Bill Quigley, a civil rights attorney and advocate for police reform, was skeptical of the city’s arguments.
“The City says we are fully compliant, or if we are not we are mostly compliant, or if we are not it is not that important,” Quigley wrote in an email. “This is life and death and liberty at stake here. Our community cannot afford to have `sort of’ constitutional policing.”
Experts on police accountability have hailed New Orleans’ progress under the agreement, one of nearly two dozen such consent decrees in cities around the country. Morgan herself praised the city’s progress at a hearing earlier this year. She tempered her praise with acknowledgment of continuing problems, including the short-handed department’s slowdown in recruiting and allegations of wrongdoing by officers who work private duty details. But the department has shown transparency in dealing with such setbacks, Morgan said.
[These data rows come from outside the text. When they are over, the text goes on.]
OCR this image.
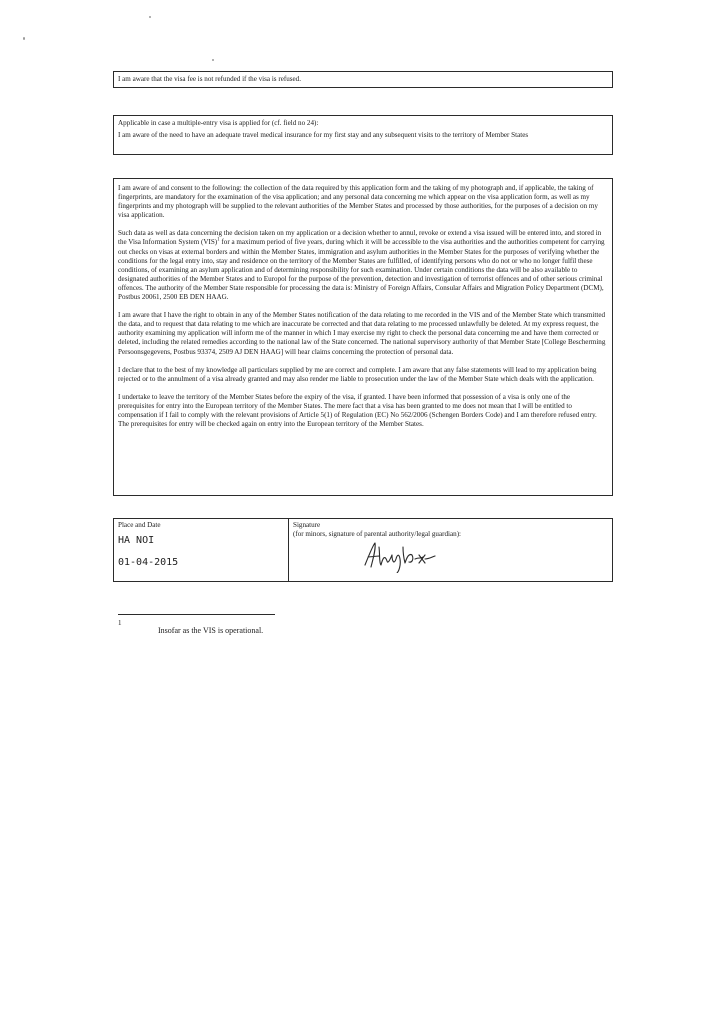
I am aware that the visa fee is not refunded if the visa is refused.

Applicable in case a multiple-entry visa is applied for (cf. field no 24):

I am aware of the need to have an adequate travel medical insurance for my first stay and any subsequent visits to the territory of Member States

I am aware of and consent to the following: the collection of the data required by this application form and the taking of my photograph and, if applicable, the taking of fingerprints, are mandatory for the examination of the visa application; and any personal data concerning me which appear on the visa application form, as well as my fingerprints and my photograph will be supplied to the relevant authorities of the Member States and processed by those authorities, for the purposes of a decision on my visa application.

Such data as well as data concerning the decision taken on my application or a decision whether to annul, revoke or extend a visa issued will be entered into, and stored in the Visa Information System (VIS)$^1$ for a maximum period of five years, during which it will be accessible to the visa authorities and the authorities competent for carrying out checks on visas at external borders and within the Member States, immigration and asylum authorities in the Member States for the purposes of verifying whether the conditions for the legal entry into, stay and residence on the territory of the Member States are fulfilled, of identifying persons who do not or who no longer fulfil these conditions, of examining an asylum application and of determining responsibility for such examination. Under certain conditions the data will be also available to designated authorities of the Member States and to Europol for the purpose of the prevention, detection and investigation of terrorist offences and of other serious criminal offences. The authority of the Member State responsible for processing the data is: Ministry of Foreign Affairs, Consular Affairs and Migration Policy Department (DCM), Postbus 20061, 2500 EB DEN HAAG.

I am aware that I have the right to obtain in any of the Member States notification of the data relating to me recorded in the VIS and of the Member State which transmitted the data, and to request that data relating to me which are inaccurate be corrected and that data relating to me processed unlawfully be deleted. At my express request, the authority examining my application will inform me of the manner in which I may exercise my right to check the personal data concerning me and have them corrected or deleted, including the related remedies according to the national law of the State concerned. The national supervisory authority of that Member State [College Bescherming Persoonsgegevens, Postbus 93374, 2509 AJ DEN HAAG] will hear claims concerning the protection of personal data.

I declare that to the best of my knowledge all particulars supplied by me are correct and complete. I am aware that any false statements will lead to my application being rejected or to the annulment of a visa already granted and may also render me liable to prosecution under the law of the Member State which deals with the application.

I undertake to leave the territory of the Member States before the expiry of the visa, if granted. I have been informed that possession of a visa is only one of the prerequisites for entry into the European territory of the Member States. The mere fact that a visa has been granted to me does not mean that I will be entitled to compensation if I fail to comply with the relevant provisions of Article 5(1) of Regulation (EC) No 562/2006 (Schengen Borders Code) and I am therefore refused entry. The prerequisites for entry will be checked again on entry into the European territory of the Member States.

Place and Date
HA NOI
01-04-2015
Signature
(for minors, signature of parental authority/legal guardian):
1
Insofar as the VIS is operational.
Still, Morgan stopped short of terminating the agreement.
The motion to end the consent decree comes as gunshot deaths and carjackings have increased in the past two years, while the department has dwindled to well under 1,000 people, down from more than 1,300 a few years ago. Cantrell has said the bureaucratic demands imposed by the decree add to the workload on the dwindling force.
Still, some are skeptical that the consent decree is the main problem.
Rafael Goyeneche, the head of local police watchdog organization the Metropolitan Crime Commission, said statistics and reports on police activities will still be needed to ensure the policy and practice reforms imposed by the agreement stick.
“My position is, if you want to lessen the load on the officers, you don’t allow the police force to drop from 1,300 officers to 900 officers,” Goyeneche said in a recent interview.
“The City says it is expensive to comply with the consent decree,” said Quigley. “The community deserves constitutional policing no matter what the cost.”
Police Capt. Michael Glasser, head of the Police Association of New Orleans, a police union, said the detail and redundancy of reporting required by the consent decree are a factor in low morale and a workload that only grows worse as the force dwindles.
Still, Glasser said, other factors are of more concern to rank-and-file officers, including an overzealous “public integrity bureau” _ the police internal affairs agency that PANO has accused of, at times, using false information against officers. A slow promotion process is also a bigger worry, Glasser said.
“The consent decree is number three,” he said. “Last is pay.”